Also, it is pointless trying to find errors in the Momentum Conservation law. The law refers to the total system involved and always applies; you just have to take everything relevant into account if you want to apply the Law. When a 1kg duck hits a massive truck, which is freewheeling over the ground, it is only the masses of duck and truck that need to be taken into consideration for that collision. If the truck is exerting significant force on the Earth's surface (e.g. driving), the mass (or moment of inertia) of the Earth becomes, strictly speaking, part of the calculation. There is a tiny change in the Earth's rotation - as there was when the truck was initially accelerating - when anything happens to the truck. At the end of the process, the Earth will still be rotating at the same rate.
The fact is that in collisions, any change in the Earths motion will be insignificant. If there is an elastic collision then the small colliding object will have its velocity of approach reversed.

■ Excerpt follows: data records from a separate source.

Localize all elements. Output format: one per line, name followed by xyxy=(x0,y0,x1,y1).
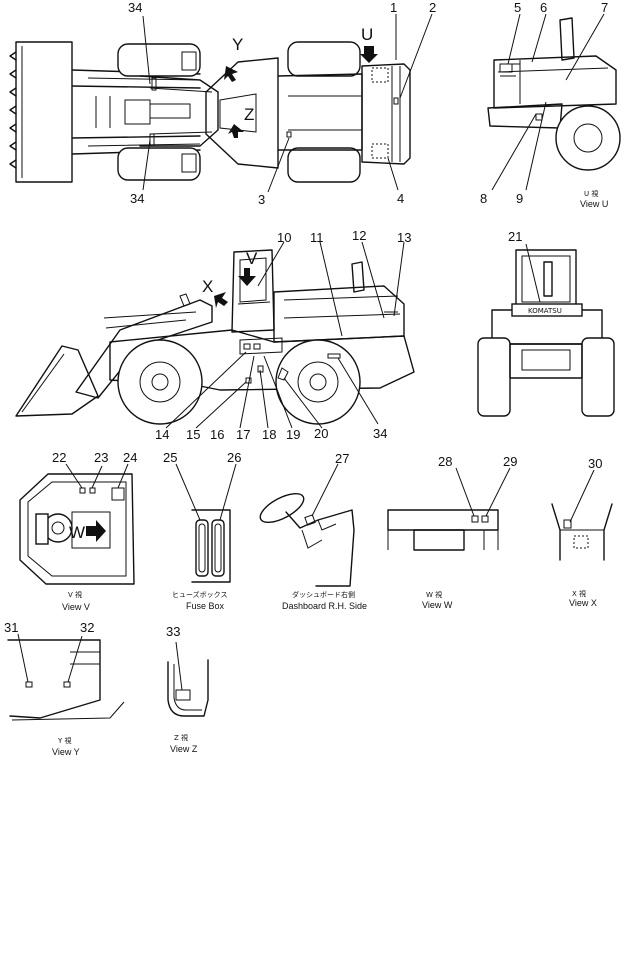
view-y-caption: View Y xyxy=(52,747,80,757)
callout-20: 20 xyxy=(314,426,328,441)
callout-25: 25 xyxy=(163,450,177,465)
view-y-arrow-label: Y xyxy=(232,35,243,54)
view-v-arrow-label: V xyxy=(246,249,258,268)
dashboard-drawing xyxy=(259,463,355,587)
callout-21: 21 xyxy=(508,229,522,244)
callout-30: 30 xyxy=(588,456,602,471)
callout-4: 4 xyxy=(397,191,404,206)
callout-9: 9 xyxy=(516,191,523,206)
view-u-caption: View U xyxy=(580,199,608,209)
view-w-caption-jp: W 視 xyxy=(426,590,442,599)
fuse-box-caption: Fuse Box xyxy=(186,601,225,611)
callout-13: 13 xyxy=(397,230,411,245)
callout-22: 22 xyxy=(52,450,66,465)
view-w-caption: View W xyxy=(422,600,453,610)
view-x-arrow-label: X xyxy=(202,277,213,296)
callout-34-bottom: 34 xyxy=(130,191,144,206)
callout-1: 1 xyxy=(390,0,397,15)
view-u-arrow-label: U xyxy=(361,25,373,44)
callout-7: 7 xyxy=(601,0,608,15)
view-z-caption: View Z xyxy=(170,744,198,754)
view-x-caption-jp: X 視 xyxy=(572,589,586,598)
callout-23: 23 xyxy=(94,450,108,465)
callout-3: 3 xyxy=(258,192,265,207)
callout-11: 11 xyxy=(310,230,324,245)
view-x-drawing xyxy=(551,469,613,561)
callout-32: 32 xyxy=(80,620,94,635)
view-v-drawing xyxy=(19,463,135,585)
callout-17: 17 xyxy=(236,427,250,442)
callout-6: 6 xyxy=(540,0,547,15)
callout-14: 14 xyxy=(155,427,169,442)
view-u-caption-jp: U 視 xyxy=(584,189,598,198)
callout-28: 28 xyxy=(438,454,452,469)
fuse-box-caption-jp: ヒューズボックス xyxy=(172,590,227,599)
callout-31: 31 xyxy=(4,620,18,635)
callout-16: 16 xyxy=(210,427,224,442)
callout-24: 24 xyxy=(123,450,137,465)
callout-34-side: 34 xyxy=(373,426,387,441)
view-w-drawing xyxy=(387,467,511,551)
view-v-caption: View V xyxy=(62,602,90,612)
callout-34-top: 34 xyxy=(128,0,142,15)
callout-5: 5 xyxy=(514,0,521,15)
dashboard-caption: Dashboard R.H. Side xyxy=(282,601,367,611)
fuse-box-drawing xyxy=(175,463,237,583)
side-view-drawing xyxy=(15,241,415,429)
callout-8: 8 xyxy=(480,191,487,206)
view-z-drawing xyxy=(167,641,209,717)
callout-33: 33 xyxy=(166,624,180,639)
view-z-arrow-label: Z xyxy=(244,105,254,124)
callout-29: 29 xyxy=(503,454,517,469)
view-v-caption-jp: V 視 xyxy=(68,590,82,599)
dashboard-caption-jp: ダッシュボード右側 xyxy=(292,590,355,599)
callout-18: 18 xyxy=(262,427,276,442)
view-y-drawing xyxy=(7,633,125,721)
rear-view-drawing: KOMATSU xyxy=(477,243,615,417)
view-w-arrow-label: W xyxy=(69,523,85,542)
callout-26: 26 xyxy=(227,450,241,465)
callout-10: 10 xyxy=(277,230,291,245)
view-z-caption-jp: Z 視 xyxy=(174,733,188,742)
view-x-caption: View X xyxy=(569,598,597,608)
top-view-drawing xyxy=(9,13,433,193)
callout-27: 27 xyxy=(335,451,349,466)
view-y-caption-jp: Y 視 xyxy=(57,736,72,745)
callout-15: 15 xyxy=(186,427,200,442)
rear-brand-decal: KOMATSU xyxy=(528,307,562,315)
callout-12: 12 xyxy=(352,228,366,243)
view-u-drawing xyxy=(487,13,621,191)
callout-2: 2 xyxy=(429,0,436,15)
callout-19: 19 xyxy=(286,427,300,442)
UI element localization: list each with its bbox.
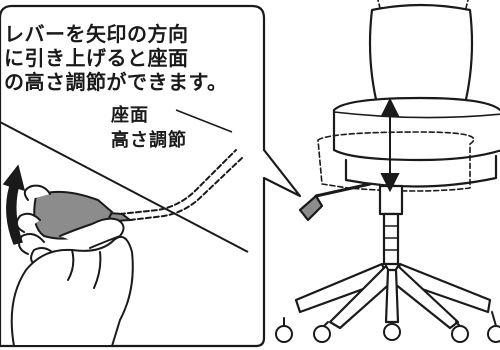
office-chair-icon (275, 0, 500, 343)
instruction-line-3: の高さ調節ができます。 (4, 70, 228, 94)
hand-icon (10, 184, 134, 347)
instruction-line-1: レバーを矢印の方向 (4, 22, 189, 46)
instruction-text: レバーを矢印の方向 に引き上げると座面 の高さ調節ができます。 (4, 22, 254, 94)
label-leader-line (175, 109, 233, 133)
lever-label-line-1: 座面 (111, 105, 149, 126)
lever-label-line-2: 高さ調節 (111, 130, 187, 151)
seat-edge-line (0, 121, 249, 253)
instruction-line-2: に引き上げると座面 (4, 46, 189, 70)
double-headed-arrow-icon (380, 97, 400, 193)
curved-up-arrow-icon (2, 164, 26, 245)
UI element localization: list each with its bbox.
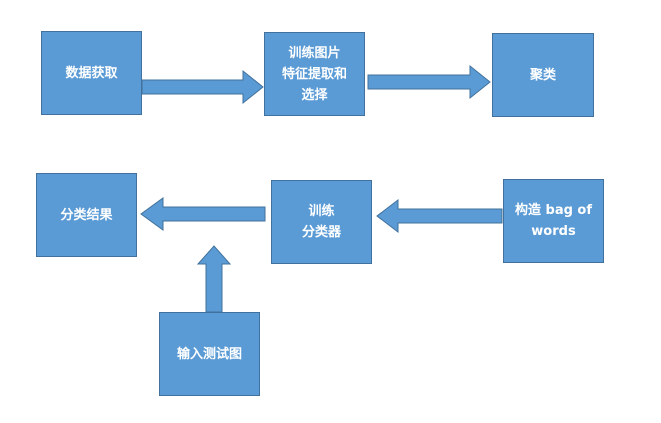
arrow-test-to-result — [196, 245, 232, 313]
arrow-bow-to-train — [376, 198, 503, 234]
arrow-acquire-to-feature — [141, 69, 264, 105]
node-classification-result: 分类结果 — [36, 173, 137, 257]
arrow-train-to-result — [140, 197, 266, 231]
arrow-feature-to-cluster — [367, 64, 491, 100]
node-build-bag-of-words: 构造 bag of words — [503, 179, 604, 263]
node-input-test-image: 输入测试图 — [159, 312, 260, 396]
node-train-classifier: 训练 分类器 — [271, 180, 372, 264]
node-feature-extraction: 训练图片 特征提取和 选择 — [264, 32, 365, 116]
node-clustering: 聚类 — [492, 33, 594, 117]
node-data-acquisition: 数据获取 — [41, 31, 142, 115]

When I learned about 'Dynamics' we were taught about the Coefficient of Restitution. This was the ratio of speed of separation after to the speed of approach before collision. This can be used to calculate what will happen in partly elastic collisions (very common events). You could set up equations for Momentum Conservation and for velocities before and after and find out what would happen as a result of a collision. This Coefficient is not easy to measure and it will often depend upon the actual speeds and masses involved (most objects do not behave linearly) but it provided hours of 'fun' for us.